High memory usage in seq2seq model

Zhujunnan · November 18, 2017, 3:23am

Hi,
I am running a seq2seq model, but it is quickly out of memory. I checked some related questions, some suggested to detech the hidden state. I want to ask if this way can affect calculation of NLL loss and BP. Or is there any way to help alleviate memory usage?

SimonW · November 18, 2017, 7:20am

Are you running your code on CPU, CUDA w/ cuDNN, or CUDA w/o cuDNN? Are you running our of GPU memory or CPU memory?

Zhujunnan · November 18, 2017, 7:21am

On CUDA 7.5, and I get out of GPU memory.

SimonW · November 18, 2017, 7:22am

What about cuDNN? What GPU model do you have? Which RNN architecture are you using?

Zhujunnan · November 18, 2017, 7:32am

My cuDNN version is 5.0.5 and GPU is Titan X. I use bidirectional LSTM, and length of input text is one hundred.

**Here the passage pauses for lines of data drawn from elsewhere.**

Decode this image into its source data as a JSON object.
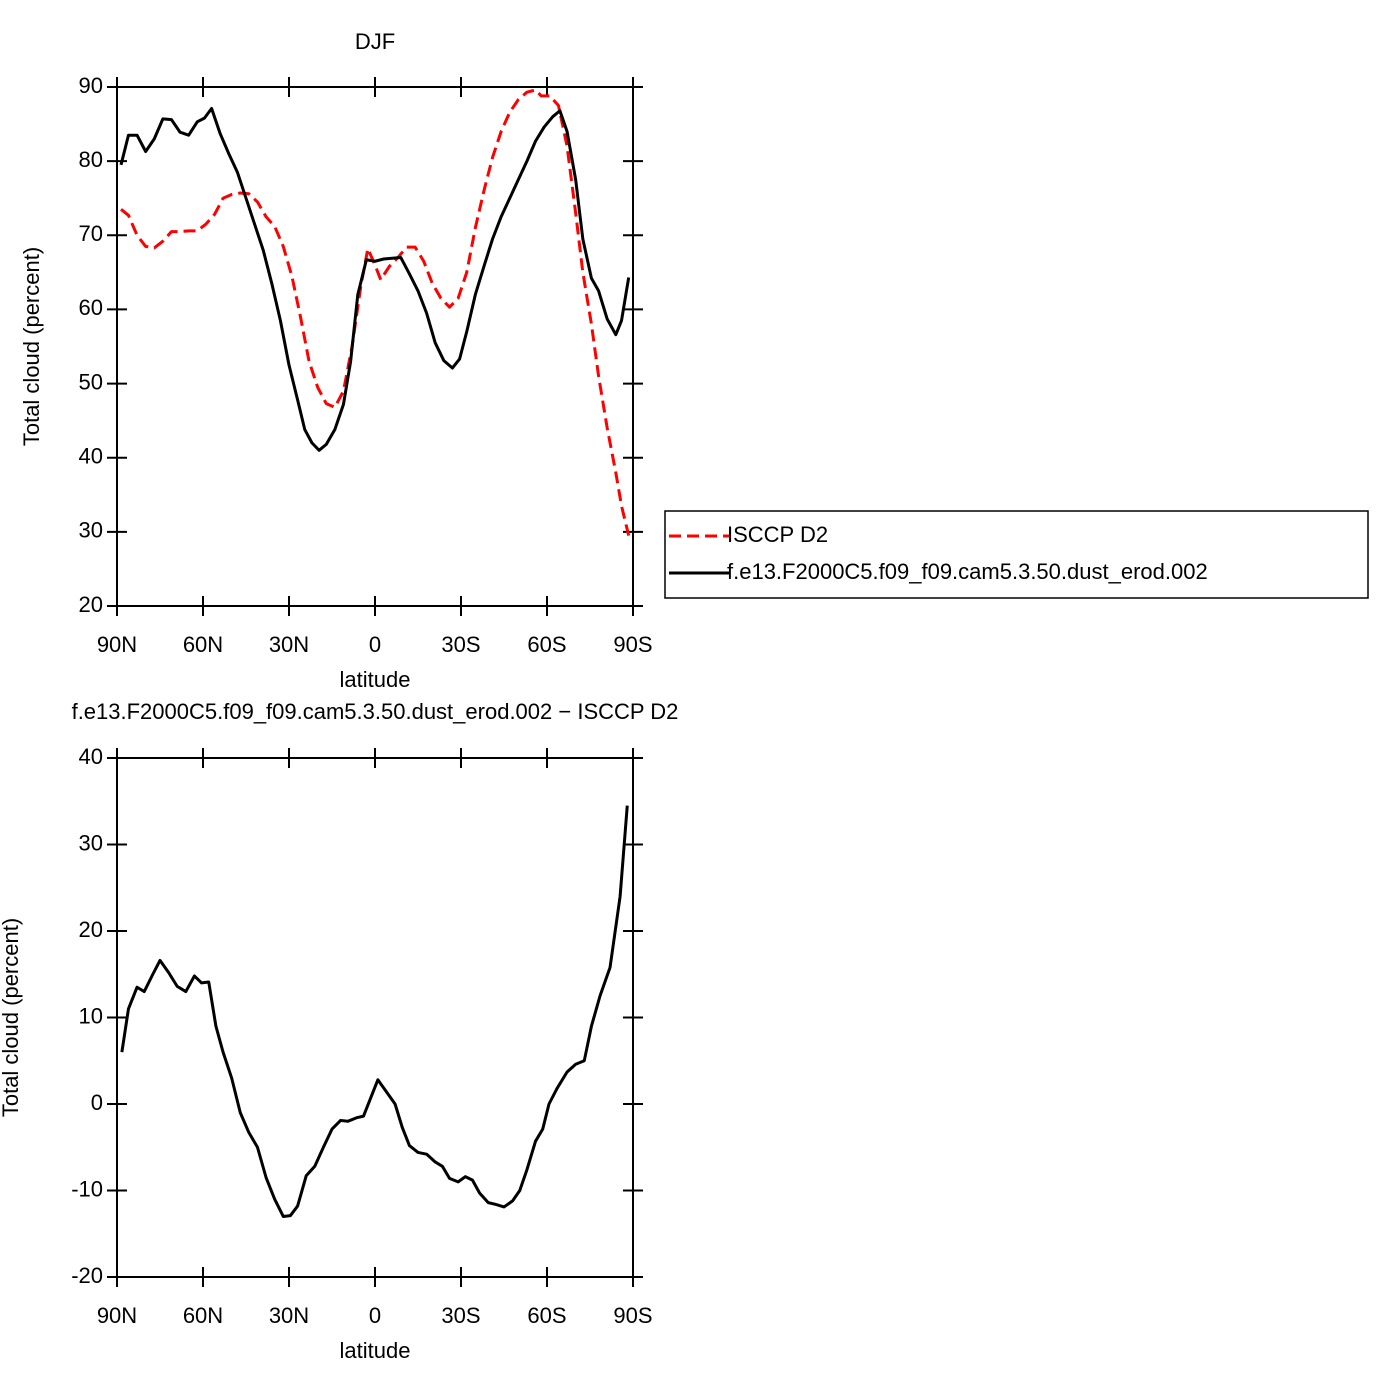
{
  "chart_data": [
    {
      "type": "line",
      "title": "DJF",
      "xlabel": "latitude",
      "ylabel": "Total cloud (percent)",
      "xlim": [
        90,
        -90
      ],
      "xticks": [
        {
          "value": 90,
          "label": "90N"
        },
        {
          "value": 60,
          "label": "60N"
        },
        {
          "value": 30,
          "label": "30N"
        },
        0,
        {
          "value": -30,
          "label": "30S"
        },
        {
          "value": -60,
          "label": "60S"
        },
        {
          "value": -90,
          "label": "90S"
        }
      ],
      "ylim": [
        20,
        90
      ],
      "yticks": [
        20,
        30,
        40,
        50,
        60,
        70,
        80,
        90
      ],
      "legend": "right",
      "series": [
        {
          "name": "ISCCP D2",
          "color": "#ff0000",
          "dash": true,
          "x": [
            88.6,
            86,
            83,
            80,
            77,
            74,
            71,
            68,
            65,
            62,
            59,
            56,
            53,
            50,
            47,
            44,
            41,
            38,
            35,
            32,
            29,
            26,
            23,
            20,
            17,
            14,
            11,
            8,
            5,
            2.5,
            0,
            -2,
            -5,
            -8,
            -11,
            -14,
            -17,
            -20,
            -23,
            -26,
            -29,
            -32,
            -35,
            -38,
            -41,
            -44,
            -47,
            -50,
            -53,
            -56,
            -58,
            -61,
            -64,
            -67,
            -70,
            -72.5,
            -75.5,
            -78,
            -81,
            -84,
            -86,
            -88.5
          ],
          "values": [
            73.5,
            72.7,
            70,
            68.5,
            68.3,
            69.2,
            70.5,
            70.5,
            70.6,
            70.6,
            71.5,
            72.8,
            75,
            75.5,
            75.7,
            75.6,
            74.5,
            72.5,
            71.2,
            68.5,
            64.5,
            59,
            53,
            49.5,
            47.3,
            46.8,
            49,
            55,
            63,
            68.2,
            66,
            64,
            65.8,
            67,
            68.4,
            68.4,
            66.5,
            63.5,
            61.5,
            60.3,
            61.5,
            65,
            71,
            76,
            80.5,
            84,
            86.6,
            88.3,
            89.3,
            89.6,
            88.8,
            88.8,
            87.5,
            82,
            73,
            65,
            58,
            51,
            44,
            38,
            33.5,
            29.5
          ]
        },
        {
          "name": "f.e13.F2000C5.f09_f09.cam5.3.50.dust_erod.002",
          "color": "#000000",
          "dash": false,
          "x": [
            88.6,
            86,
            83,
            80,
            77,
            74,
            71,
            68,
            65,
            62,
            59.5,
            57,
            54,
            51,
            48,
            45,
            42,
            39,
            36,
            33,
            30,
            27,
            24.5,
            22,
            19.5,
            17,
            14,
            11,
            8.5,
            6,
            3,
            0,
            -3,
            -6,
            -9,
            -12,
            -15,
            -18,
            -21,
            -24,
            -27,
            -29.5,
            -32,
            -35,
            -38,
            -41,
            -44,
            -47,
            -50,
            -53,
            -56,
            -59,
            -62,
            -64.5,
            -67,
            -70,
            -72.5,
            -75.5,
            -78,
            -81,
            -84,
            -86,
            -88.5
          ],
          "values": [
            79.5,
            83.5,
            83.5,
            81.3,
            83,
            85.7,
            85.6,
            83.9,
            83.5,
            85.3,
            85.8,
            87.1,
            83.7,
            81,
            78.5,
            75,
            71.5,
            68,
            63.5,
            58.5,
            52.5,
            47.8,
            43.8,
            42,
            41,
            41.8,
            43.8,
            47.2,
            53,
            62,
            66.7,
            66.5,
            66.8,
            66.9,
            67,
            64.8,
            62.5,
            59.5,
            55.5,
            53.1,
            52.1,
            53.3,
            57,
            62,
            65.8,
            69.5,
            72.5,
            75,
            77.5,
            80,
            82.7,
            84.6,
            86,
            86.8,
            84,
            77.5,
            69.5,
            64.2,
            62.5,
            58.7,
            56.6,
            58.5,
            64.3
          ]
        }
      ]
    },
    {
      "type": "line",
      "title": "f.e13.F2000C5.f09_f09.cam5.3.50.dust_erod.002 − ISCCP D2",
      "xlabel": "latitude",
      "ylabel": "Total cloud (percent)",
      "xlim": [
        90,
        -90
      ],
      "xticks": [
        {
          "value": 90,
          "label": "90N"
        },
        {
          "value": 60,
          "label": "60N"
        },
        {
          "value": 30,
          "label": "30N"
        },
        0,
        {
          "value": -30,
          "label": "30S"
        },
        {
          "value": -60,
          "label": "60S"
        },
        {
          "value": -90,
          "label": "90S"
        }
      ],
      "ylim": [
        -20,
        40
      ],
      "yticks": [
        -20,
        -10,
        0,
        10,
        20,
        30,
        40
      ],
      "series": [
        {
          "color": "#000000",
          "dash": false,
          "x": [
            88.3,
            86,
            83,
            80.5,
            77.5,
            75,
            72,
            69,
            66,
            63,
            60.5,
            58,
            55.5,
            53,
            50,
            47,
            44,
            41,
            38,
            35,
            32,
            29.5,
            27,
            24,
            21,
            18,
            15,
            12,
            9.5,
            6.5,
            4,
            1.5,
            -1,
            -4,
            -7,
            -9.5,
            -12,
            -15,
            -18,
            -21,
            -23.5,
            -26,
            -29,
            -31.5,
            -34,
            -36.5,
            -39.5,
            -42,
            -45,
            -48,
            -50.5,
            -53,
            -56,
            -58.5,
            -60.7,
            -63.5,
            -67,
            -70,
            -73,
            -75.5,
            -78.5,
            -82,
            -85.5,
            -88
          ],
          "values": [
            6,
            11,
            13.5,
            13,
            15,
            16.6,
            15.2,
            13.6,
            13,
            14.8,
            14,
            14.1,
            9,
            6,
            3,
            -1,
            -3.3,
            -5,
            -8.5,
            -11,
            -13,
            -12.9,
            -11.8,
            -8.3,
            -7.2,
            -5,
            -2.9,
            -1.9,
            -2,
            -1.6,
            -1.4,
            0.7,
            2.8,
            1.4,
            0,
            -2.7,
            -4.8,
            -5.6,
            -5.8,
            -6.7,
            -7.2,
            -8.6,
            -9,
            -8.4,
            -8.8,
            -10.3,
            -11.4,
            -11.6,
            -11.9,
            -11.2,
            -10,
            -7.6,
            -4.3,
            -2.9,
            0,
            1.8,
            3.7,
            4.6,
            5,
            9,
            12.5,
            15.8,
            24,
            34.5
          ]
        }
      ]
    }
  ]
}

SimonW · November 18, 2017, 4:49pm

Thanks for providing the information. That is weird. Assuming input dim and batch dim is not too big, this shouldn’t happen. Are you able to run one iteration? Or is the memory usage increasing each iteration?

Zhujunnan · November 19, 2017, 2:56am

It seems that reducing batch size can solve this problem. Maybe BPTT can help to reduce memory usage further.

SimonW · November 19, 2017, 3:48am

Okay, then it is likely that your model is just using that much memory.